If unit tangent vector $\bar{t}$ and binormal vector $\bar{b}$ make angle $\theta, \phi$ with a constant unit vector $\hat{a}$. So prove that $$\frac{\sin\theta}{\sin\phi}\cdot\frac{d\theta}{d\phi}=-\frac{\kappa}{\tau}$$
I am not sure how to approach the problem. But applying the frenet-serret formulae $$\frac{dt}{ds}=-\frac{\kappa}{\tau}\frac{d}{ds} \\ \frac{dt}{d\theta}\frac{d\theta}{ds}=-\frac{\kappa}{\tau}\frac{db}{d\phi}\frac{d\phi}{ds}$$
Now if I can show $dt/d\theta= \sin\theta;db/d\phi= \sin\phi$ it would be proved. However I am unable to see how or why that would be the case.

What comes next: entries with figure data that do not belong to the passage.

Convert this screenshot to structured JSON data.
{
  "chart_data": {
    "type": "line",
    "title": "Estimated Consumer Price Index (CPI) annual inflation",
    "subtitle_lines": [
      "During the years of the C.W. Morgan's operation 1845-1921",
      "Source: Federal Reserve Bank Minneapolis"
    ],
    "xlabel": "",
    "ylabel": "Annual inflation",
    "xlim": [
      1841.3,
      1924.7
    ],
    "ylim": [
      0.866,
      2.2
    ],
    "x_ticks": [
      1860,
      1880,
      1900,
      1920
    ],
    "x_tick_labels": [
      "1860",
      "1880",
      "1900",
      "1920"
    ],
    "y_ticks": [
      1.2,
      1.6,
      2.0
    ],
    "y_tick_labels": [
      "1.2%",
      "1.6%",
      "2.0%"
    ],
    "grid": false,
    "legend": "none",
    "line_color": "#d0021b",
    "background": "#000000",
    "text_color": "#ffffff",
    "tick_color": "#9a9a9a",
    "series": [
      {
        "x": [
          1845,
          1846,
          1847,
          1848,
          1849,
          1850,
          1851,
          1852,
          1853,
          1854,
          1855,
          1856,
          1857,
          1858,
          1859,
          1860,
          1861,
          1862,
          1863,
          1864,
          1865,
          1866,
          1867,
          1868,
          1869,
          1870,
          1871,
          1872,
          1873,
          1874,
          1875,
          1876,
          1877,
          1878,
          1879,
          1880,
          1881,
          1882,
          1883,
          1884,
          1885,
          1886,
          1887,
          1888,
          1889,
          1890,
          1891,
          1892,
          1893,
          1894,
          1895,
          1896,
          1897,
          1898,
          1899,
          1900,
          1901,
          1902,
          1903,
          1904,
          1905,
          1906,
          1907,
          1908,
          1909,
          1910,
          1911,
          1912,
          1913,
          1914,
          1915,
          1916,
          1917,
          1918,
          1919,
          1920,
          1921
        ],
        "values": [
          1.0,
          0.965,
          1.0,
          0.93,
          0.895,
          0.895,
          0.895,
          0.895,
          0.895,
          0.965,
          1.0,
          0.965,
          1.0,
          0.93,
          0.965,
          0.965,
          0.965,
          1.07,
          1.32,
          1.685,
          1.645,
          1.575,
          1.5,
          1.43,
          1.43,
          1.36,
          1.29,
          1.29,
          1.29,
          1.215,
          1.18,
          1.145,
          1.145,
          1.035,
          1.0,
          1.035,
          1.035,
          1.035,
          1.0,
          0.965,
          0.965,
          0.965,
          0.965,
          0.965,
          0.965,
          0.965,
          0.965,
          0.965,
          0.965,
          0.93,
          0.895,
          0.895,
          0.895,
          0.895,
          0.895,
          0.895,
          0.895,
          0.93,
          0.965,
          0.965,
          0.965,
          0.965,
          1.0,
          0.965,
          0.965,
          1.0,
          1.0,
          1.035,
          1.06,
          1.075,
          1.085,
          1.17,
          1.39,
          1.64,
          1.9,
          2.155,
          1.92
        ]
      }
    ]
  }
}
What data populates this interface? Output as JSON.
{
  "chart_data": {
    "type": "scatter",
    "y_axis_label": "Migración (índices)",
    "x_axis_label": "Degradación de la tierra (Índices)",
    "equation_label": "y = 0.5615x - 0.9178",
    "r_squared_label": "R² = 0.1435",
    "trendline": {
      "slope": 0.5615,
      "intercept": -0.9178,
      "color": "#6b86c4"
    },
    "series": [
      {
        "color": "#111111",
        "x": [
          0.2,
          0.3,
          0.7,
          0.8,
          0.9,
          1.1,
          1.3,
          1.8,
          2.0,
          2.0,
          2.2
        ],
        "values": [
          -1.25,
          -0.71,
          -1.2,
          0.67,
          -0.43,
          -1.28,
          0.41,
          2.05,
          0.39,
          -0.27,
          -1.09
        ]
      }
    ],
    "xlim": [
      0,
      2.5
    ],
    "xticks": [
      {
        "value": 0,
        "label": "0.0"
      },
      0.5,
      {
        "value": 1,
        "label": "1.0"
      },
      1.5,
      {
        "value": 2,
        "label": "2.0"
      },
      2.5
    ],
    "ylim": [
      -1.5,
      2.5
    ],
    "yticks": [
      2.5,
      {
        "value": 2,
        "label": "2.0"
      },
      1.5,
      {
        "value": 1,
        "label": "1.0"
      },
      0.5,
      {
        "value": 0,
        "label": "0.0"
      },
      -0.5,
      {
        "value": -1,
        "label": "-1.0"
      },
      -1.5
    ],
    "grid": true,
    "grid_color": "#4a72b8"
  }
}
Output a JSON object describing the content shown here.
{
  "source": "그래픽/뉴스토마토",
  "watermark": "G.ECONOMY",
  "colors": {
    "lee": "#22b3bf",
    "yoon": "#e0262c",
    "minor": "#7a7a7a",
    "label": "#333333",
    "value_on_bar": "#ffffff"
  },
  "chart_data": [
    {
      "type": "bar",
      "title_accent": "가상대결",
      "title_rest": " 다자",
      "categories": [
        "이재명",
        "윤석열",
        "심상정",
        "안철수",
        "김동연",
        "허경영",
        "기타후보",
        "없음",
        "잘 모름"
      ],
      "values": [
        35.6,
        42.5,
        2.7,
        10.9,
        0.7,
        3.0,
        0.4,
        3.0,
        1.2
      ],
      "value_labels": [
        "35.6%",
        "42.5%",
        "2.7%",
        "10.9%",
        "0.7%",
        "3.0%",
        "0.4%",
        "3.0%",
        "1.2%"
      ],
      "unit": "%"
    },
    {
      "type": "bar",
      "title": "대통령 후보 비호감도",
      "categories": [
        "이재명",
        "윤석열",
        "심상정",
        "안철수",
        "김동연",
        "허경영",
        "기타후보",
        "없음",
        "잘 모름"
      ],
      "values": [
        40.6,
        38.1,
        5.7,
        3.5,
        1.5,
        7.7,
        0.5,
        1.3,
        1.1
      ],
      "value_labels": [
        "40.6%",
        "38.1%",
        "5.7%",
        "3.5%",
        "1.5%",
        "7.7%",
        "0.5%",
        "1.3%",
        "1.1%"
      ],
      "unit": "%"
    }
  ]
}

Note that $$ \cos \theta = \frac{\langle \bar t, \hat a\rangle}{\|\bar t\| \|\hat a\|} = \langle \bar t, \hat a\rangle $$ and similarly $\cos \phi = \langle \bar b, \hat a\rangle$. Then $$ \begin{align*} \frac{\sin \theta\, d\theta}{\sin \phi\, d\phi} &= \frac{d(\cos \theta)}{d(\cos \phi)} \\ &= \frac{d( \langle \bar t, \hat a \rangle)}{d(\langle \bar b, \hat a \rangle)} \\ &= \frac{\langle d(\bar t), \hat a \rangle}{\langle d(\bar b), \hat a \rangle} \\ &= \frac{\langle \bar t', \hat a \rangle}{\langle \bar b', \hat a \rangle}. \end{align*} $$ To find the answer, apply the Frenet-Serret formulas for $\bar t$ and $\bar b$.